This new agreement lets the companies formally open their process IP playbooks and determine how much more efficiency their combined technology would achieve, and where those refinements can be made. Most areas of CPV are pretty well maximized, explained Pat McCullough, Amonix’s CEO: cell/module architecture, thermal diffusion, tracking systems, and general geometry. “We think it’s managing the recipe and their process to make and tune the cell,” he said, “and maybe optimize the optics to fuller utilize the cell’s capability.”
Amonix also likes that Solar Junction’s target sunlight concentration is around the same that it uses (900-1000×), which they believe is the optimal level balancing cost, efficiency, and long-term reliability, McCullough said. Higher levels of concentration (up to 2000x) is not cost-effective, and lower levels of concentration don’t squeeze out enough efficiency per surface area.
As the current CPV leader in active CPV installations, Amonix feels a duty to “facilitate development of all cell companies and work with the best ones,” McCullough said. A robust cell industry should foster an efficiency arms-race among CPV cell providers, which will ultimately raise the efficiency bar and ultimately improve the economics and pricing for the entire CPV system.

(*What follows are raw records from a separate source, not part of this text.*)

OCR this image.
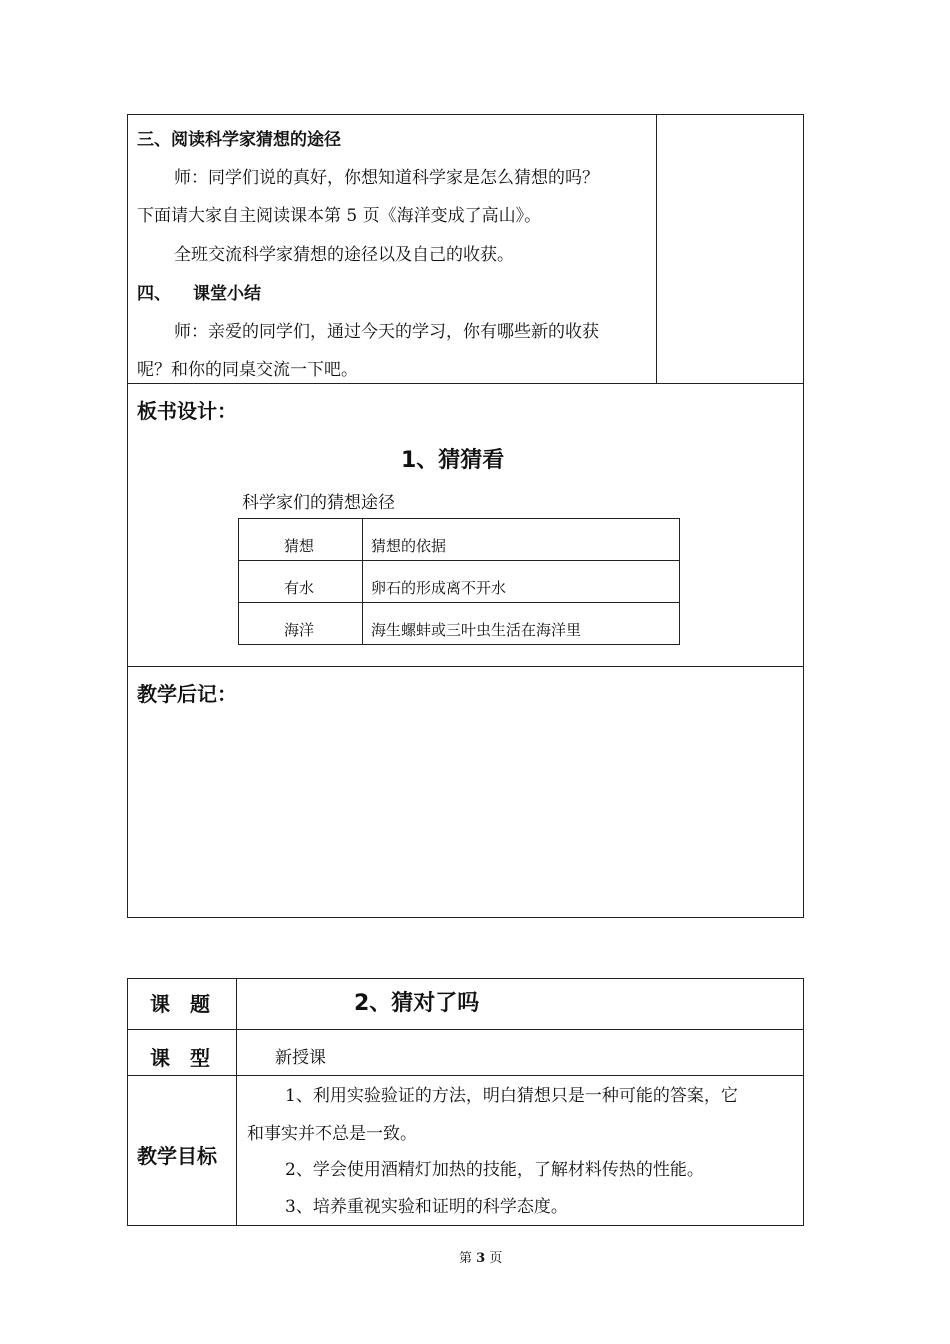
三、阅读科学家猜想的途径
师：同学们说的真好，你想知道科学家是怎么猜想的吗？
下面请大家自主阅读课本第 5 页《海洋变成了高山》。
全班交流科学家猜想的途径以及自己的收获。
四、 课堂小结
师：亲爱的同学们，通过今天的学习，你有哪些新的收获
呢？和你的同桌交流一下吧。
板书设计：
1、猜猜看
科学家们的猜想途径
猜想	猜想的依据
有水	卵石的形成离不开水
海洋	海生螺蚌或三叶虫生活在海洋里
教学后记：
课　题	2、猜对了吗
课　型	新授课
教学目标
1、利用实验验证的方法，明白猜想只是一种可能的答案，它
和事实并不总是一致。
2、学会使用酒精灯加热的技能，了解材料传热的性能。
3、培养重视实验和证明的科学态度。
第 3 页
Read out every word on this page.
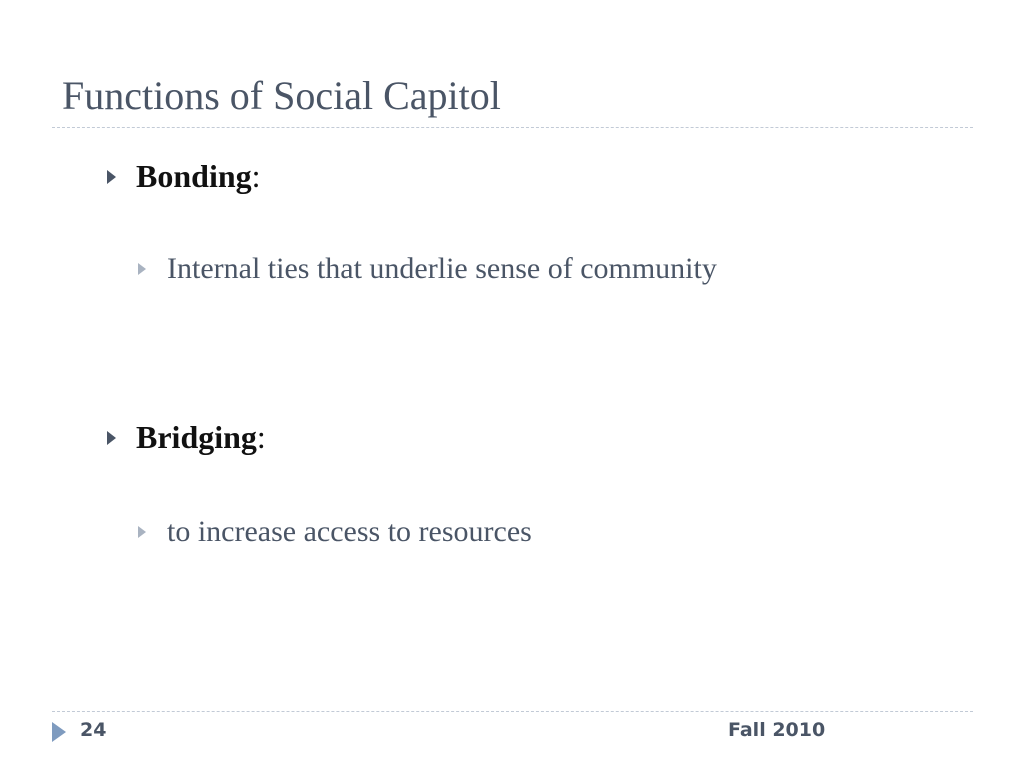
Functions of Social Capitol
Bonding:
Internal ties that underlie sense of community
Bridging:
to increase access to resources
24	Fall 2010
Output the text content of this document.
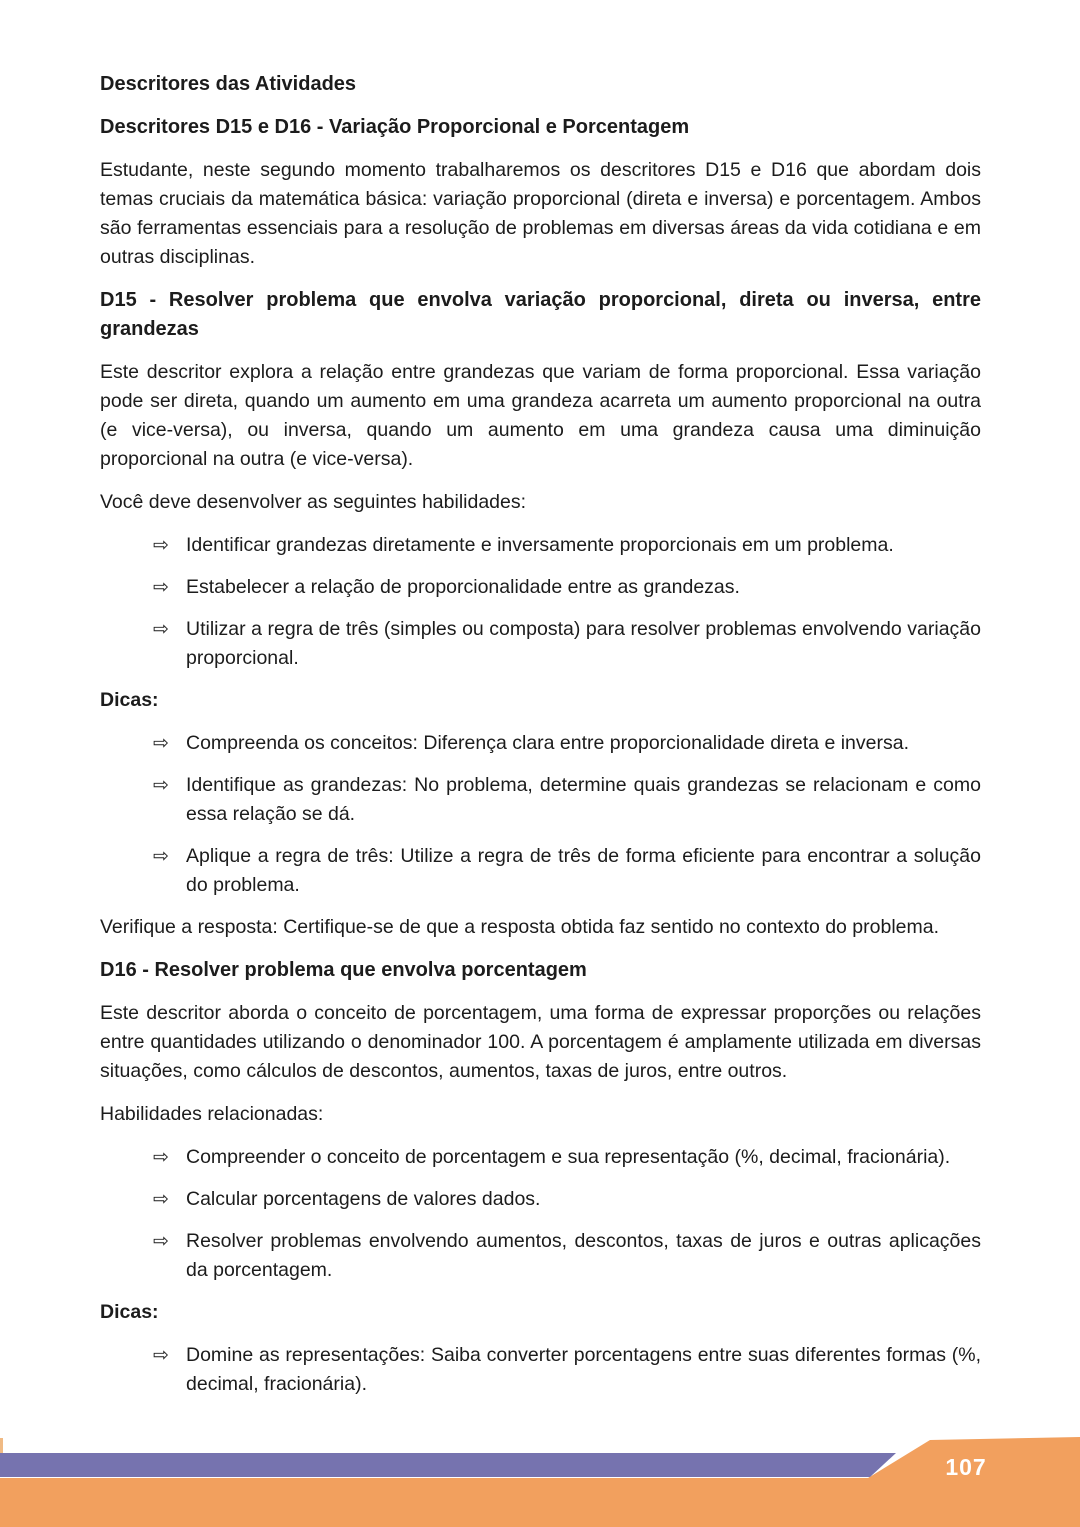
Descritores das Atividades
Descritores D15 e D16 - Variação Proporcional e Porcentagem

Estudante, neste segundo momento trabalharemos os descritores D15 e D16 que abordam dois temas cruciais da matemática básica: variação proporcional (direta e inversa) e porcentagem. Ambos são ferramentas essenciais para a resolução de problemas em diversas áreas da vida cotidiana e em outras disciplinas.

D15 - Resolver problema que envolva variação proporcional, direta ou inversa, entre grandezas

Este descritor explora a relação entre grandezas que variam de forma proporcional. Essa variação pode ser direta, quando um aumento em uma grandeza acarreta um aumento proporcional na outra (e vice-versa), ou inversa, quando um aumento em uma grandeza causa uma diminuição proporcional na outra (e vice-versa).

Você deve desenvolver as seguintes habilidades:

⇨ Identificar grandezas diretamente e inversamente proporcionais em um problema.
⇨ Estabelecer a relação de proporcionalidade entre as grandezas.
⇨ Utilizar a regra de três (simples ou composta) para resolver problemas envolvendo variação proporcional.
Dicas:
⇨ Compreenda os conceitos: Diferença clara entre proporcionalidade direta e inversa.
⇨ Identifique as grandezas: No problema, determine quais grandezas se relacionam e como essa relação se dá.
⇨ Aplique a regra de três: Utilize a regra de três de forma eficiente para encontrar a solução do problema.

Verifique a resposta: Certifique-se de que a resposta obtida faz sentido no contexto do problema.

D16 - Resolver problema que envolva porcentagem

Este descritor aborda o conceito de porcentagem, uma forma de expressar proporções ou relações entre quantidades utilizando o denominador 100. A porcentagem é amplamente utilizada em diversas situações, como cálculos de descontos, aumentos, taxas de juros, entre outros.

Habilidades relacionadas:

⇨ Compreender o conceito de porcentagem e sua representação (%, decimal, fracionária).
⇨ Calcular porcentagens de valores dados.
⇨ Resolver problemas envolvendo aumentos, descontos, taxas de juros e outras aplicações da porcentagem.
Dicas:
⇨ Domine as representações: Saiba converter porcentagens entre suas diferentes formas (%, decimal, fracionária).
107
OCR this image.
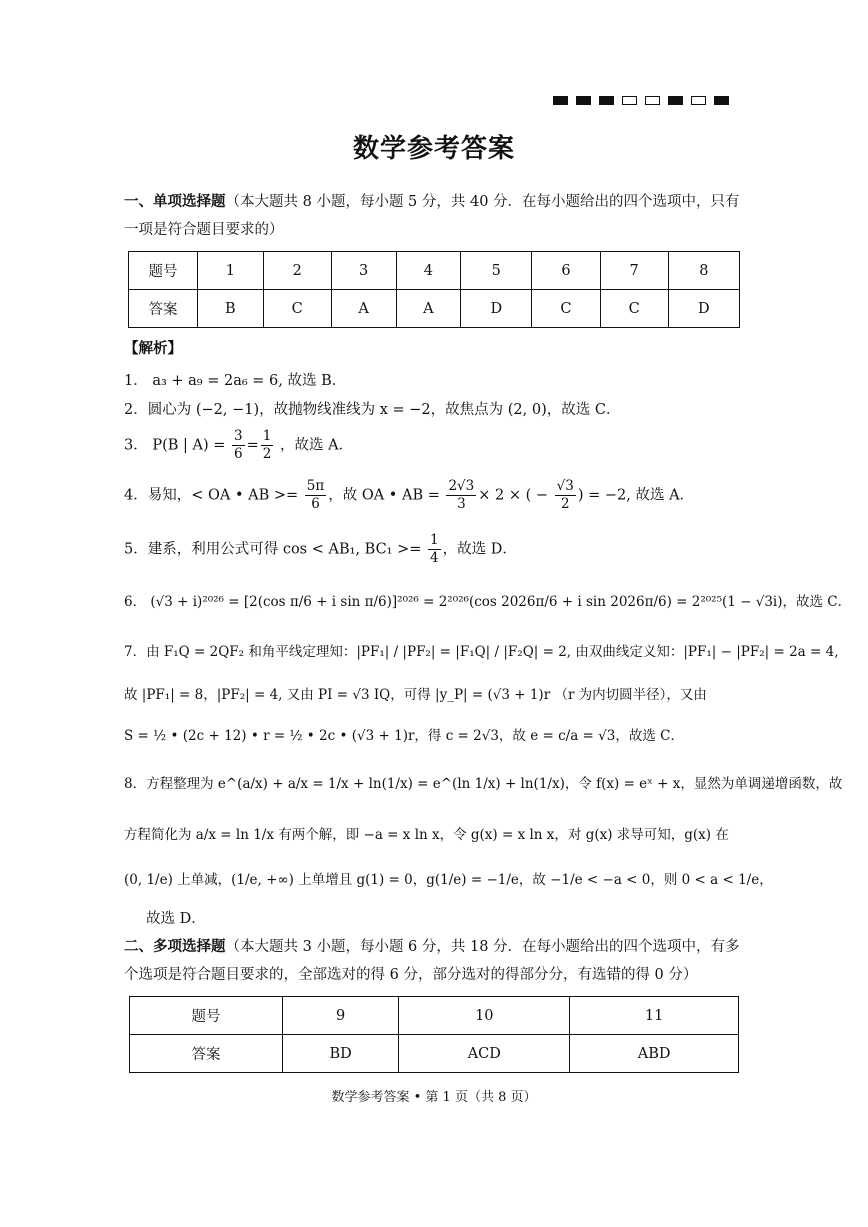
数学参考答案
一、单项选择题（本大题共 8 小题，每小题 5 分，共 40 分．在每小题给出的四个选项中，只有一项是符合题目要求的）
题号	1	2	3	4	5	6	7	8
答案	B	C	A	A	D	C	C	D
【解析】
1． a₃ + a₉ = 2a₆ = 6, 故选 B．
2．圆心为 (−2, −1)，故抛物线准线为 x = −2，故焦点为 (2, 0)，故选 C．
3． P(B | $A) = \frac{3}{6} = \frac{1}{2}$ ，故选 A．
4．易知，< OA • AB >= $\frac{5\pi}{6}$ ，故 OA • AB = $\frac{2√3}{3} \times 2$ × ( − $\frac{√3}{2}$ ) = −2, 故选 A．
5．建系，利用公式可得 cos < AB₁, $BC_1 >= \frac{1}{4}$ ，故选 D．
6． (√3 + i)²⁰²⁶ = [2(cos π/6 + i sin π/6)]²⁰²⁶ = 2²⁰²⁶(cos 2026π/6 + i sin 2026π/6) = 2²⁰²⁵(1 − √3i)，故选 C．
7．由 F₁Q = 2QF₂ 和角平线定理知：|PF₁| / |PF₂| = |F₁Q| / |F₂Q| = 2, 由双曲线定义知：|PF₁| − |PF₂| = 2a = 4,
故 |PF₁| = 8，|PF₂| = 4, 又由 PI = √3 IQ，可得 |y_P| = (√3 + 1)r （r 为内切圆半径），又由
S = ½ • (2c + 12) • r = ½ • 2c • (√3 + 1)r，得 c = 2√3，故 e = c/a = √3，故选 C．
8．方程整理为 e^(a/x) + a/x = 1/x + ln(1/x) = e^(ln 1/x) + ln(1/x)，令 f(x) = eˣ + x，显然为单调递增函数，故
方程简化为 a/x = ln 1/x 有两个解，即 −a = x ln x，令 g(x) = x ln x，对 g(x) 求导可知，g(x) 在
(0, 1/e) 上单减，(1/e, +∞) 上单增且 g(1) = 0，g(1/e) = −1/e，故 −1/e < −a < 0，则 0 < a < 1/e，
故选 D．
二、多项选择题（本大题共 3 小题，每小题 6 分，共 18 分．在每小题给出的四个选项中，有多个选项是符合题目要求的，全部选对的得 6 分，部分选对的得部分分，有选错的得 0 分）
题号	9	10	11
答案	BD	ACD	ABD
数学参考答案 • 第 1 页（共 8 页）
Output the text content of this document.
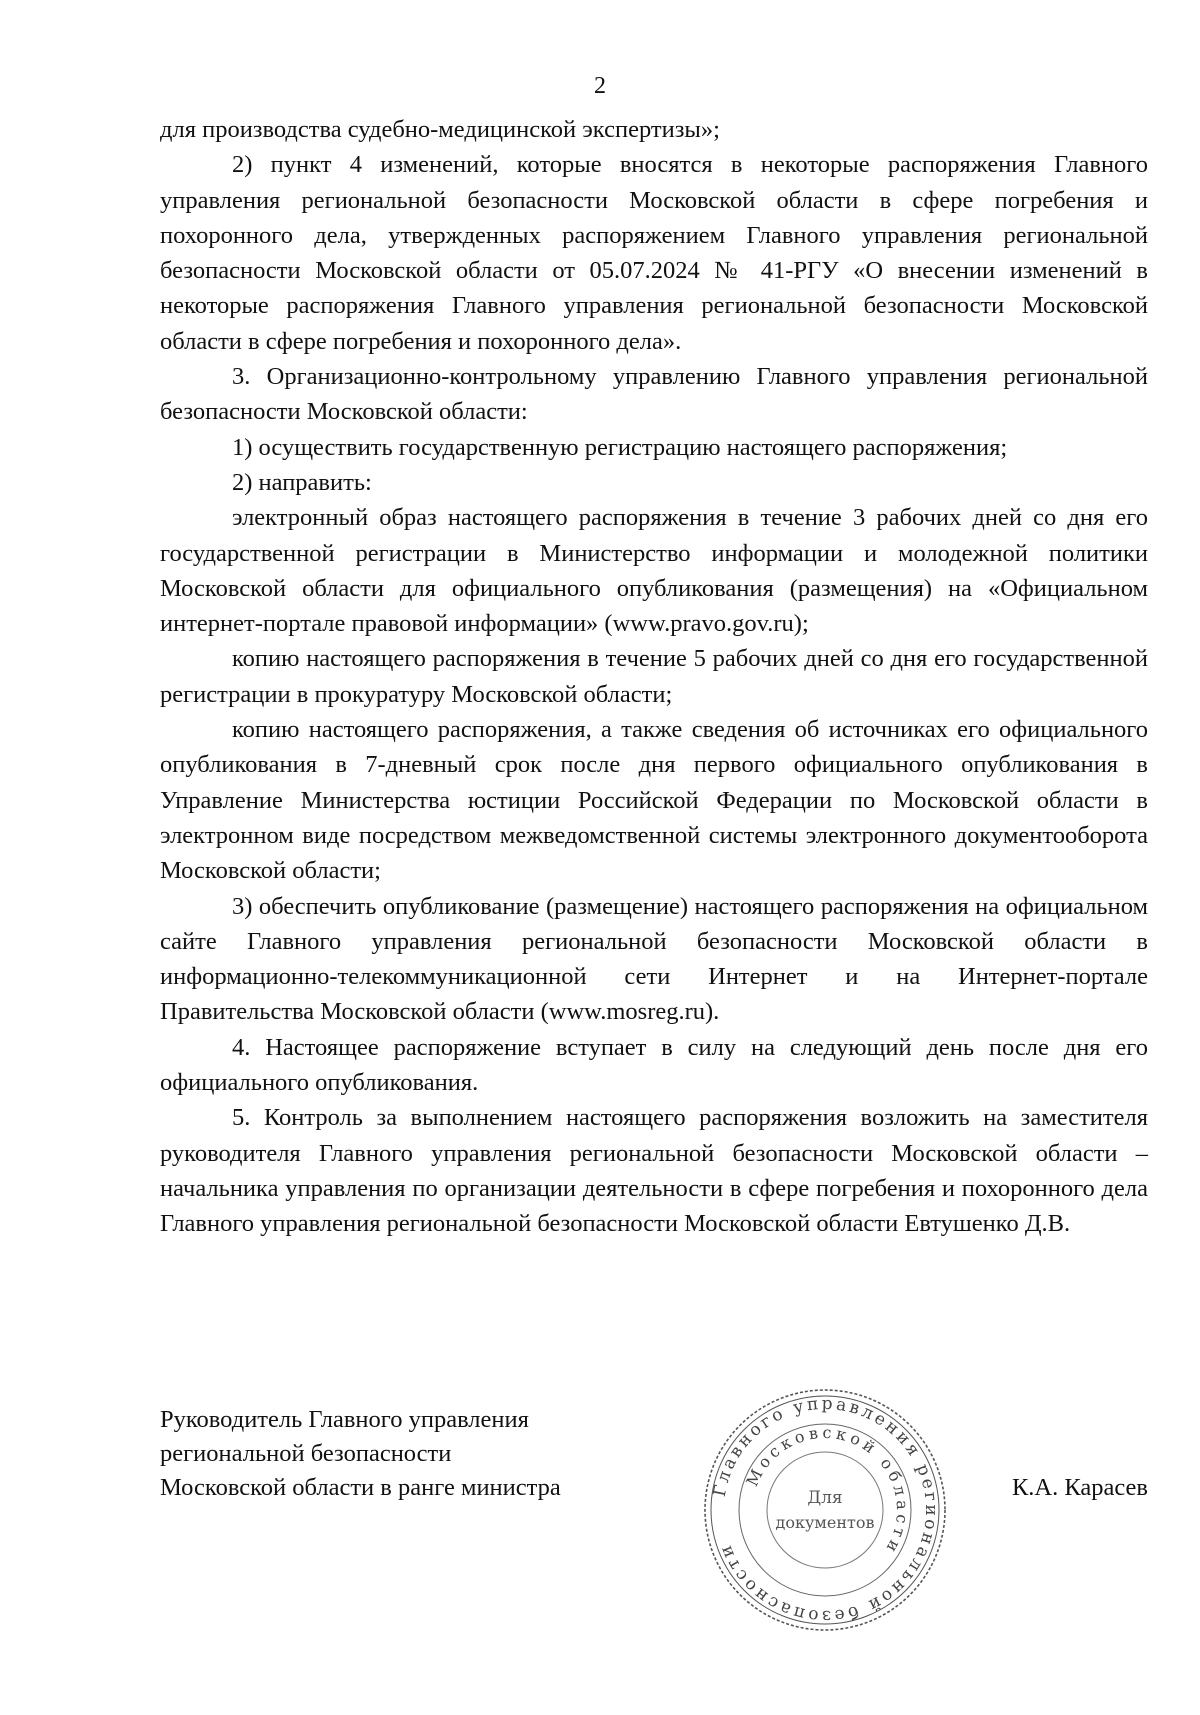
2

для производства судебно-медицинской экспертизы»;

2) пункт 4 изменений, которые вносятся в некоторые распоряжения Главного управления региональной безопасности Московской области в сфере погребения и похоронного дела, утвержденных распоряжением Главного управления региональной безопасности Московской области от 05.07.2024 № 41-РГУ «О внесении изменений в некоторые распоряжения Главного управления региональной безопасности Московской области в сфере погребения и похоронного дела».

3. Организационно-контрольному управлению Главного управления региональной безопасности Московской области:

1) осуществить государственную регистрацию настоящего распоряжения;

2) направить:

электронный образ настоящего распоряжения в течение 3 рабочих дней со дня его государственной регистрации в Министерство информации и молодежной политики Московской области для официального опубликования (размещения) на «Официальном интернет-портале правовой информации» (www.pravo.gov.ru);

копию настоящего распоряжения в течение 5 рабочих дней со дня его государственной регистрации в прокуратуру Московской области;

копию настоящего распоряжения, а также сведения об источниках его официального опубликования в 7-дневный срок после дня первого официального опубликования в Управление Министерства юстиции Российской Федерации по Московской области в электронном виде посредством межведомственной системы электронного документооборота Московской области;

3) обеспечить опубликование (размещение) настоящего распоряжения на официальном сайте Главного управления региональной безопасности Московской области в информационно-телекоммуникационной сети Интернет и на Интернет-портале Правительства Московской области (www.mosreg.ru).

4. Настоящее распоряжение вступает в силу на следующий день после дня его официального опубликования.

5. Контроль за выполнением настоящего распоряжения возложить на заместителя руководителя Главного управления региональной безопасности Московской области – начальника управления по организации деятельности в сфере погребения и похоронного дела Главного управления региональной безопасности Московской области Евтушенко Д.В.

Руководитель Главного управления
региональной безопасности
Московской области в ранге министра	К.А. Карасев
Главного управления региональной безопасности
Московской области
Для
документов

Some small gains can be made in terms of materials, optics, or in ramping economies-of-scale and standardizing processes. But the real gains will come from continuing to raise conversion efficiency, where CPV has a lot more headroom than other solar PV technologies, points out Ed Cahill from Lux Research. Higher conversion efficiency means more output in a given surface area, and that reduces the cost of everything else, from modules to tracking systems to operations/maintenance. Ratcheting CPV module efficiency from 30 percent to a projected 35 percent by 2017, he says, would chop a current $2.95/W down to $2.29/W. Other solar PV technologies are now around, or slightly below, $2/W — but “we don’t have to get all the way down to where silicon is,” he says, “just close enough where it’s worthwhile.”